Perhaps the most interesting (and maybe worrying) thing at the moment is just how mixed views on where inflation will go next are.

What does the Bank of England say?

The Bank of England prediction seems to be CPI inflation of significantly above 2% in the ‘near term’, but eventually falling below 2% once the impact of the VAT rise and weak pound wane.

What do the experts say?

Fidelity Investments has gathered the opinions of several leading fund managers as follows:

Neil Woodford, Head of Investment at Invesco: "My view at the moment is we will see a pick-up in inflation. There are a number of factors that will automatically move inflation up in the early part of 2010. However, I believe the greater challenge is in medium term deflation. I think this inflation will subside and the underlying economy will not create the circumstances where that short-term blip in RPI will be reflected in structurally higher inflation in the economy."

Trevor Greetham, Director of Asset Allocation at Fidelity International: "The outlook for equities in 2010 is much better than we have seen in quite a few years. We have seen a pickup in global growth lead indicators coming at a time when there is quite substantial spare capacity in the economy. So any upturn in inflation ought to be fairly limited, policy should stay loose, and this combination of strengthening growth and loose policy means this is generally a good stage in the economy for stocks."

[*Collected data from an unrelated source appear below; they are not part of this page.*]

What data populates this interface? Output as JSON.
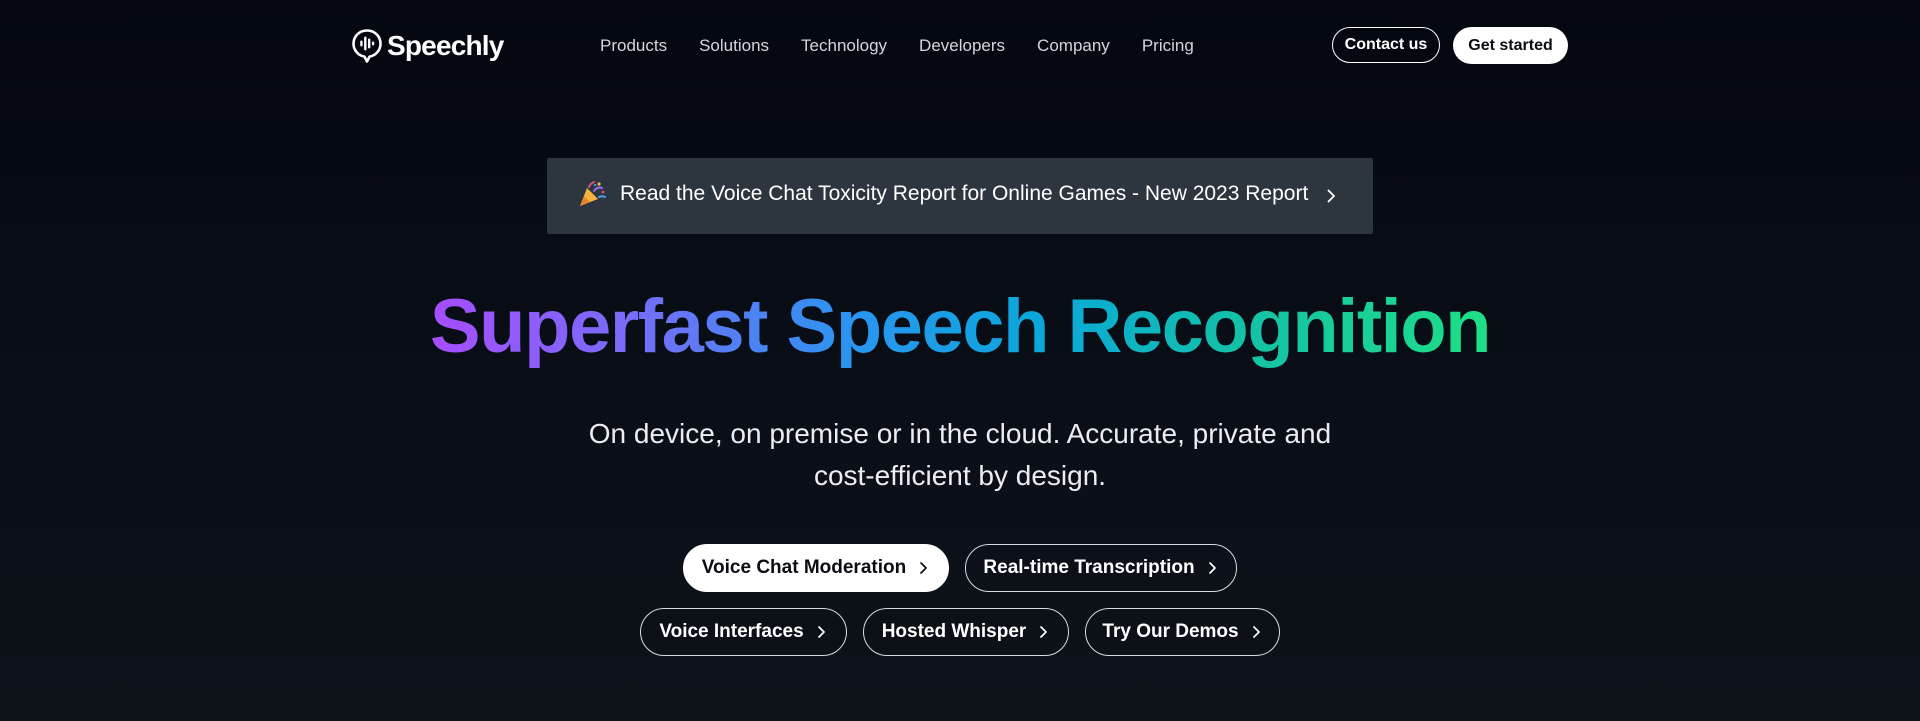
{
  "brand": {
    "name": "Speechly"
  },
  "nav": {
    "items": [
      "Products",
      "Solutions",
      "Technology",
      "Developers",
      "Company",
      "Pricing"
    ]
  },
  "header_actions": {
    "contact_label": "Contact us",
    "get_started_label": "Get started"
  },
  "banner": {
    "icon": "party-popper-icon",
    "text": "Read the Voice Chat Toxicity Report for Online Games - New 2023 Report"
  },
  "hero": {
    "headline": "Superfast Speech Recognition",
    "subtitle_line1": "On device, on premise or in the cloud. Accurate, private and",
    "subtitle_line2": "cost-efficient by design."
  },
  "pills": [
    {
      "label": "Voice Chat Moderation",
      "primary": true
    },
    {
      "label": "Real-time Transcription",
      "primary": false
    },
    {
      "label": "Voice Interfaces",
      "primary": false
    },
    {
      "label": "Hosted Whisper",
      "primary": false
    },
    {
      "label": "Try Our Demos",
      "primary": false
    }
  ],
  "colors": {
    "background": "#04070f",
    "banner_background": "#2d353f",
    "headline_gradient": [
      "#a64dff",
      "#2a95f0",
      "#1ee086"
    ]
  }
}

Richard Woolnough, Fund Manager at M&G: "In the short term there will be an inflation blip but in the long term we are very much in low deflation for a long time, but that's good deflation not bad deflation. As long as you believe free trade is going to be good, as long as you believe in technology improvements and competition, then over time it is a deflationary world, not an inflationary world. Compared to other bond fund managers we are quite relaxed about the inflation outlook, we do not think it is going to be a threat to bonds or to equities."

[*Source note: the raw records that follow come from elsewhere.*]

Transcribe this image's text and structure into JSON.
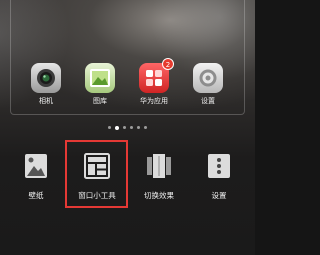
{
  "home_preview": {
    "apps": [
      {
        "icon": "camera-icon",
        "label": "相机"
      },
      {
        "icon": "gallery-icon",
        "label": "图库"
      },
      {
        "icon": "appgallery-icon",
        "label": "华为应用",
        "badge": "2"
      },
      {
        "icon": "settings-icon",
        "label": "设置"
      }
    ],
    "pages": {
      "count": 6,
      "active_index": 1
    }
  },
  "edit_menu": {
    "items": [
      {
        "icon": "wallpaper-icon",
        "label": "壁纸"
      },
      {
        "icon": "widgets-icon",
        "label": "窗口小工具"
      },
      {
        "icon": "transition-effects-icon",
        "label": "切换效果"
      },
      {
        "icon": "more-settings-icon",
        "label": "设置"
      }
    ],
    "highlighted_item": "窗口小工具",
    "highlight_color": "#e53935"
  }
}
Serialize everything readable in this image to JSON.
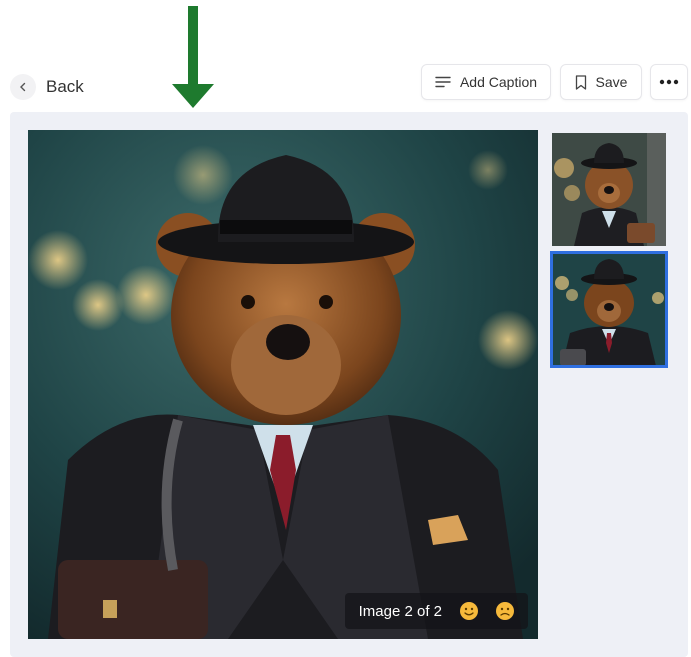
{
  "header": {
    "back_label": "Back",
    "add_caption_label": "Add Caption",
    "save_label": "Save"
  },
  "viewer": {
    "counter_text": "Image 2 of 2",
    "selected_index": 2,
    "total_images": 2
  },
  "icons": {
    "back": "chevron-left-icon",
    "add_caption": "text-lines-icon",
    "save": "bookmark-icon",
    "more": "more-horizontal-icon",
    "like": "smile-face-icon",
    "dislike": "frown-face-icon"
  },
  "colors": {
    "arrow": "#1e7a2e",
    "panel_bg": "#eef0f6",
    "selected_outline": "#2f6fe0",
    "emoji": "#f6b93b"
  }
}
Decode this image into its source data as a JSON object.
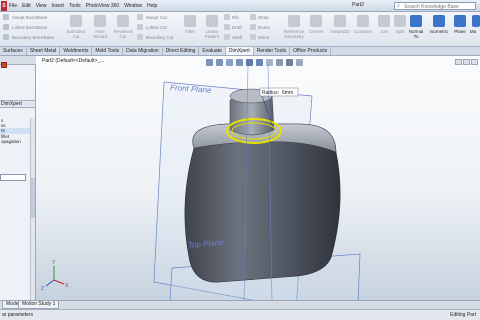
{
  "app": {
    "logo": "S",
    "doc_title": "Part2"
  },
  "menu": [
    "File",
    "Edit",
    "View",
    "Insert",
    "Tools",
    "PhotoView 360",
    "Window",
    "Help"
  ],
  "search": {
    "placeholder": "Search Knowledge Base"
  },
  "ribbon": {
    "boss_group": [
      "Swept Boss/Base",
      "Lofted Boss/Base",
      "Boundary Boss/Base"
    ],
    "cut_labels": [
      {
        "l1": "Extruded",
        "l2": "Cut"
      },
      {
        "l1": "Hole",
        "l2": "Wizard"
      },
      {
        "l1": "Revolved",
        "l2": "Cut"
      }
    ],
    "cut_group": [
      "Swept Cut",
      "Lofted Cut",
      "Boundary Cut"
    ],
    "feature_labels": [
      {
        "l1": "Fillet",
        "l2": ""
      },
      {
        "l1": "Linear",
        "l2": "Pattern"
      }
    ],
    "small_features": [
      {
        "name": "rib",
        "label": "Rib"
      },
      {
        "name": "draft",
        "label": "Draft"
      },
      {
        "name": "shell",
        "label": "Shell"
      },
      {
        "name": "wrap",
        "label": "Wrap"
      },
      {
        "name": "dome",
        "label": "Dome"
      },
      {
        "name": "mirror",
        "label": "Mirror"
      }
    ],
    "right_labels": [
      {
        "l1": "Reference",
        "l2": "Geometry"
      },
      {
        "l1": "Curves",
        "l2": ""
      }
    ],
    "far_right": [
      {
        "l1": "Instant3D",
        "l2": ""
      },
      {
        "l1": "Combine",
        "l2": ""
      },
      {
        "l1": "Join",
        "l2": ""
      },
      {
        "l1": "Split",
        "l2": ""
      },
      {
        "l1": "Normal",
        "l2": "To"
      },
      {
        "l1": "Isometric",
        "l2": ""
      },
      {
        "l1": "Plane",
        "l2": ""
      },
      {
        "l1": "Ma",
        "l2": ""
      }
    ]
  },
  "tabs": [
    "Surfaces",
    "Sheet Metal",
    "Weldments",
    "Mold Tools",
    "Data Migration",
    "Direct Editing",
    "Evaluate",
    "DimXpert",
    "Render Tools",
    "Office Products"
  ],
  "left_panel": {
    "tab": "DimXpert",
    "list": [
      "s",
      "ss",
      "",
      "nt",
      "",
      "",
      "",
      "",
      "",
      "",
      "",
      "fillet",
      "",
      "opagation",
      "",
      "",
      "",
      "",
      ""
    ],
    "selected_index": 3
  },
  "viewport": {
    "tree_label": "Part2  (Default<<Default>_...",
    "front_plane": "Front Plane",
    "top_plane": "Top Plane",
    "dim_label": "Radius:",
    "dim_value": "6mm",
    "axis": {
      "x": "X",
      "y": "Y",
      "z": "Z"
    }
  },
  "colors": {
    "body_dark": "#4a505c",
    "body_light": "#a9aeb8",
    "selection": "#e8e000",
    "plane": "#6a82c8"
  },
  "bottom": {
    "tabs": [
      "Model",
      "Motion Study 1"
    ]
  },
  "status": {
    "left": "ar parameters",
    "right": "Editing Part"
  }
}
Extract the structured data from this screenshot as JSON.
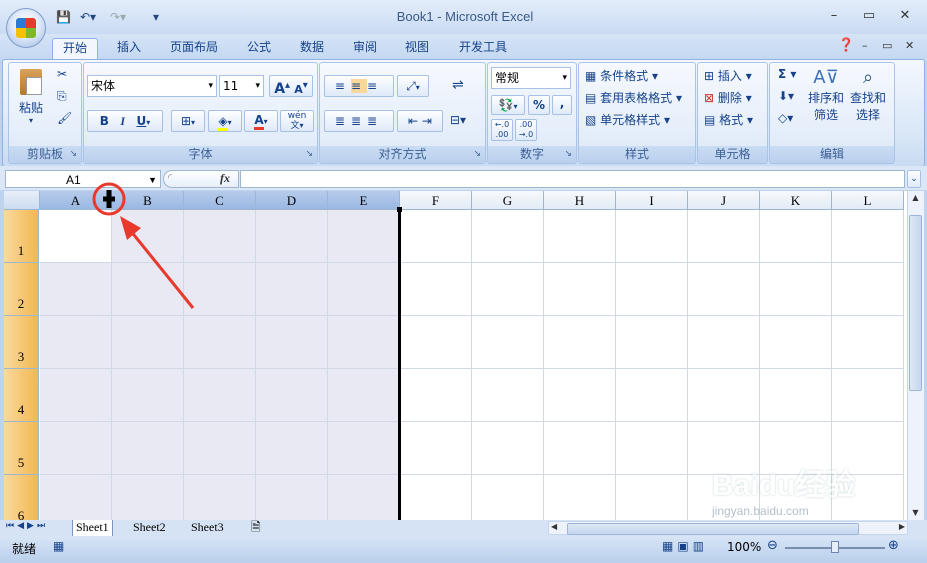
{
  "app": {
    "title": "Book1 - Microsoft Excel",
    "controls": {
      "minimize": "–",
      "restore": "▭",
      "close": "✕"
    }
  },
  "tabs": [
    "开始",
    "插入",
    "页面布局",
    "公式",
    "数据",
    "审阅",
    "视图",
    "开发工具"
  ],
  "ribbon": {
    "clipboard": {
      "label": "剪贴板",
      "paste": "粘贴"
    },
    "font": {
      "label": "字体",
      "font_name": "宋体",
      "font_size": "11",
      "bold": "B",
      "italic": "I",
      "underline": "U",
      "grow": "A",
      "shrink": "A",
      "phonetic": "wén"
    },
    "alignment": {
      "label": "对齐方式"
    },
    "number": {
      "label": "数字",
      "format": "常规",
      "percent": "%",
      "comma": ","
    },
    "styles": {
      "label": "样式",
      "conditional": "条件格式",
      "table": "套用表格格式",
      "cell": "单元格样式"
    },
    "cells": {
      "label": "单元格",
      "insert": "插入",
      "delete": "删除",
      "format": "格式"
    },
    "editing": {
      "label": "编辑",
      "sort": "排序和",
      "sort2": "筛选",
      "find": "查找和",
      "find2": "选择",
      "sigma": "Σ"
    }
  },
  "formula_bar": {
    "name_box": "A1",
    "fx": "fx",
    "formula": ""
  },
  "grid": {
    "columns": [
      "A",
      "B",
      "C",
      "D",
      "E",
      "F",
      "G",
      "H",
      "I",
      "J",
      "K",
      "L"
    ],
    "rows": [
      "1",
      "2",
      "3",
      "4",
      "5",
      "6"
    ]
  },
  "sheets": [
    "Sheet1",
    "Sheet2",
    "Sheet3"
  ],
  "status": {
    "ready": "就绪",
    "zoom": "100%"
  },
  "watermark": {
    "brand": "Baidu经验",
    "url": "jingyan.baidu.com"
  },
  "colors": {
    "accent": "#e8392c",
    "selection": "#f2b84e",
    "ribbon_text": "#15428b"
  }
}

Hugh Young, Managing Director at Aberdeen Asset Management Asia: "Looking at Asia and emerging markets, central banks are starting to talk about the prospects of inflation. We have seen measures taken by Australia who were early off the blocks, bumping interest rates up to combat potential inflation. At the same time, we have got certain countries like Japan that are still in a deflationary mode. Things could go either way at the moment but I think we are more concerned about inflation rather than deflation."

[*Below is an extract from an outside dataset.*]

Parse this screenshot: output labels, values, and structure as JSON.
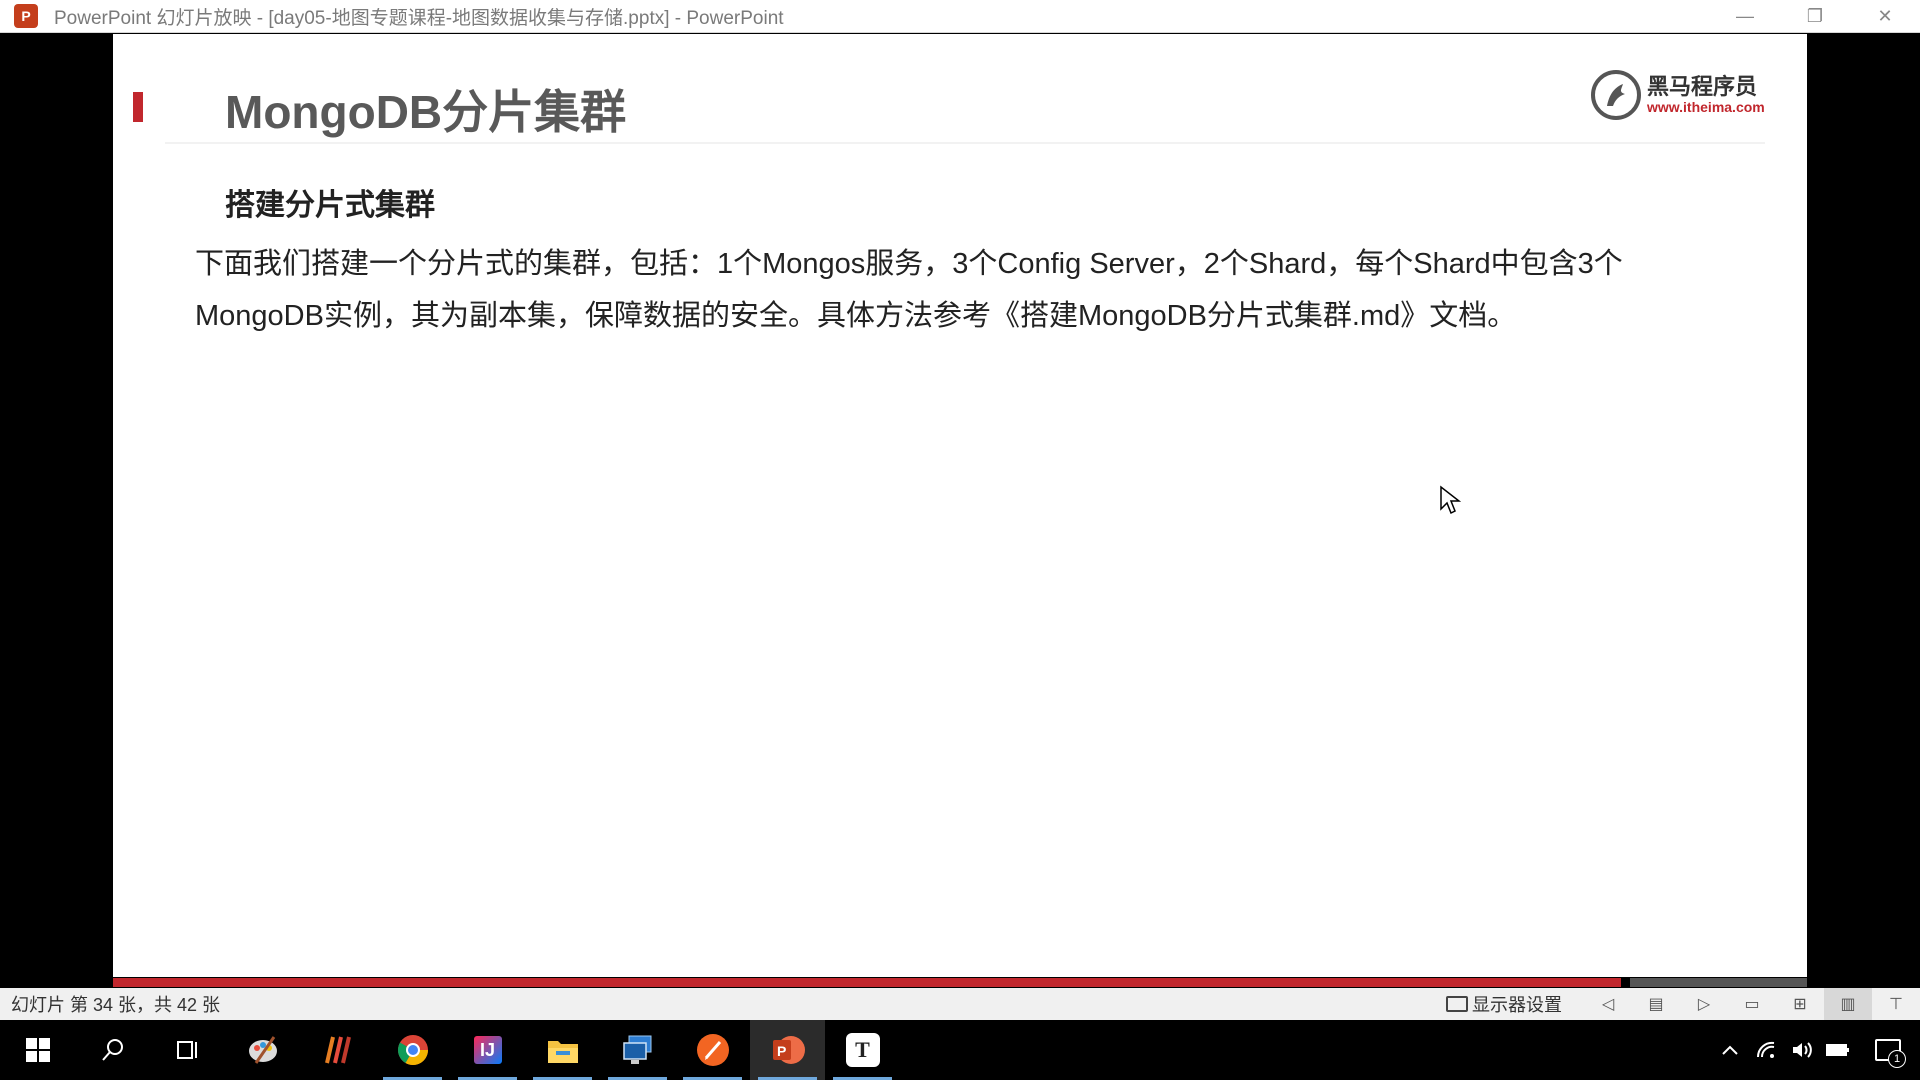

Evy Hambro, Co-head of BlackRock Natural Resources Team and Fund Manager, BlackRock Gold & General fund: "A lot of it comes down to what governments are going to do with their fiscal plans, especially in the developed world. If governments resist temptation to bring these plans to an end early, my guess would be that inflation is going to be a greater threat than deflation. It really depends on what governments do with their plans that were designed to restart the global economy."

Conclusion

So the consensus, if there is one, seems to be higher inflation now but lower, or even negative inflation (deflation) in future. Deflation is no bad thing if it’s simply the result of companies increasing efficiency to cut costs (ignoring the moral issues of outsourcing to cheap third world labour), but if it’s due to prices falling in response to economic decline and us all spending too little it can become a big problem and stifle growth – Japan being a prime example.